Bruno:" Un freddo cane! Sti separè con la corda e le coperte tra una famiglia e l'altra."

Franco:"Una famigli in due metri quadri, con le coperte militari e il nome attaccato lì sulla carta Su e giù tutto il giorno, un freddo cane. Disinfettavano due volte al giorno, che questo odore mi pare di sentirlo ancora adesso sto disinfettante. Un freddo cane, dio fa! E lì ci portavano da mangiare i militari, me lo ricordo. E mi ricordo un giorno...Quanto siamo stati non mi ricordo, ma un giorno, noi eravamo lì che si giocava, arriva tanta gente e arriva uno vestito di rosso, era poi un vescovo. Arrivano i carabinieri, i preti neri, i militari e sto qui in rosso. Era poi il vescovo di Pinerolo, Binaschi. Mai visto un vescovo noi, neanche laggiù. Cioè noi siam cattolici, ma laggiù...Noi eravam bambini si, i preti li vedevamo, però...Si, si andava in chiesa, però...Comunque, vedo la scena e noi tutti a scappare. E mi ricordo che sono andato da mamma e lei mi dice, cosa c'è? Mamma, c'è i rossi! Ma che rossi? Eh, c'è uno vestito da rosso! Ma no, stai bravo, stai bravo, è un vescovo! Ed era sto famoso Binaschi di Pinerolo, che è venuto a Torino, ha radunato tutti i capi famiglia e gli ha fatto un certo discorso: io posso accogliervi e sistemarvi non qui ma in delle case disponibili per tot persone, dieci famiglie, boh, non so. Chi vuol venire si faccia avanti. E allora papà ha detto io vengo."

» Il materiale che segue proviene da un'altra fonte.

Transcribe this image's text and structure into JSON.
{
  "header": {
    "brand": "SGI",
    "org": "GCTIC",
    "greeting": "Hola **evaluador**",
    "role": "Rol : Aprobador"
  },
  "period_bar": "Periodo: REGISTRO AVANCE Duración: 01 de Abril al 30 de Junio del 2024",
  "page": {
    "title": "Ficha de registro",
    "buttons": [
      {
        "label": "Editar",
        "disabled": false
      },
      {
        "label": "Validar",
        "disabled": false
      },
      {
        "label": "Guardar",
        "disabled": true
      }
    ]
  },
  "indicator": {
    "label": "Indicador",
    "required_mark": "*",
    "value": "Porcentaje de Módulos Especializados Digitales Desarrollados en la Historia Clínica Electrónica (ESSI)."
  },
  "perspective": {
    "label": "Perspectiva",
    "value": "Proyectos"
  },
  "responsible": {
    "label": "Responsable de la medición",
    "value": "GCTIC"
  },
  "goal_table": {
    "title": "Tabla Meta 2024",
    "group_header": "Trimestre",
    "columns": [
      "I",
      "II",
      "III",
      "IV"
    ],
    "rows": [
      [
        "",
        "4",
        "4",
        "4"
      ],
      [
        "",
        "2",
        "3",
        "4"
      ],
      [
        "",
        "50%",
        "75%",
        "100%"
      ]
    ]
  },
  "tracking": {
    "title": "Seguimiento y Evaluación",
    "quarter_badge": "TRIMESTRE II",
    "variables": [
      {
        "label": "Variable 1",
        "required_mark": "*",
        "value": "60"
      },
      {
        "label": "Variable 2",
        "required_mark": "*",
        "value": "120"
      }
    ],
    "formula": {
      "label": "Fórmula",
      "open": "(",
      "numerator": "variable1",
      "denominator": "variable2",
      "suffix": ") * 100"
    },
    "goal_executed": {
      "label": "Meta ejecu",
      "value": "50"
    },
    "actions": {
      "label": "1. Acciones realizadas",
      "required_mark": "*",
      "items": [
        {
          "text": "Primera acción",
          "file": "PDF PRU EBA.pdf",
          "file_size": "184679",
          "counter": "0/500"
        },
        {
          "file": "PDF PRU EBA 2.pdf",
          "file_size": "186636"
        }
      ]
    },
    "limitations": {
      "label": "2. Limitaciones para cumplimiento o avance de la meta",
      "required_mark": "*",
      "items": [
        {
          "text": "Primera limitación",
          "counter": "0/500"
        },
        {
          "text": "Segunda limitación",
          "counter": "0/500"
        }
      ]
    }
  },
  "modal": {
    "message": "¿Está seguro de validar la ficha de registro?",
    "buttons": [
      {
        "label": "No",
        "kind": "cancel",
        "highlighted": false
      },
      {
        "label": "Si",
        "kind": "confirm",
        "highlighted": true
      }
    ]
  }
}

Bruno:"Non sapevamo nemmeno dov'era Pinerolo: vedevamo queste montagne, e non le dico come siamo arrivati!"

36) Ecco, come siete arrivati?

Bruno:"Una cosa allucinante! Un camion americano, il Dodge, col telone e noi dietro, un freddo che non le dico! L'unica cosa per vedere ogni tanto, perché non potevi chiedere niente, tirava tutto dritto! C'era un finestrino e quello che guardava ci diceva siamo qua, siamo là...Noi siamo stati accolti su alle Giuseppine, a San Maurizio. Per arrivare lì, sono passati da una salita tremenda. Con la neve, questo Dodge slittava di qua e di là, e arrivato su doveva poi scendere per cento metri, per una via che si chiama via Principi d'Acaja. E le nostre mamme, io me le ricordo, che dicevano ma dove ei ne porta, dove ei ne porta! E piangevano!"

37) E quindi voi avete scelto Pinerolo pur di non stare alle Casermette?

Bruno:"Ci hanno dirottato qui, perché alle Casermette era pieno. E noi siamo arrivati dove le stavo dicendo, al convento delle Giuseppine, in via Principi d'Acaja, che era un piccolo ospedale del convento, e ce l'hanno dato a noi. Quattro famiglie: D. [la nostra] i C., i C. e i P.. C'era questo ospedale fatto a U, con la ringhiera, e giù al pian terreno c'era un cortile. Sopra, al primo piano, hanno accolto i C. [in] una stanzetta, più piccola di questa [quella in cui stiamo facendo l'intervista], un buco. I C., che erano non i più...Insomma, erano sempre lì che sgomitavano, perché erano papà, mamma e due figli già maggiorenni, uno aveva già addirittura fatto il marinaio, e lo so si sono presi il posto più bello, anche perché avevano la toilette dentro. [Era] uno stanzone grande. Poi, sempre a quel piano lì, c'era il P. che aveva una stanzetta piccolissima. Noi quattro [eravamo] sotto, due stanze, non male. Però era umido, umido: queste costruzioni piemontesi di una volta, tutto umido, la muffa, non era male, però mia mamma si è poi ammalata."

38) Voi siete arrivati in via principi d'Acaja, che era che cosa?

Bruno:"Ma, una piccola clinica, un ospedale delle suore."

39) Ho capito. Perché dai documenti che io ho raccolto, ho visto che a Pinerolo altri profughi sono stati accolti all'Ospizio di carità di via Luciano 1...

Bruno:"Si, si, vicino a San Giuseppe. Lì [c'erano] i V., i M., i Z. , e i Z.. Ci siamo poi dimenticati una famiglia: gli I..Gli I. erano una famiglia non dico facoltosa, ma più benestante di tutti noi, perché erano negozianti a Pola. Non col naso su, però."

Franco:"No,no,no, avevano proprio un po' il naso su gli I.!"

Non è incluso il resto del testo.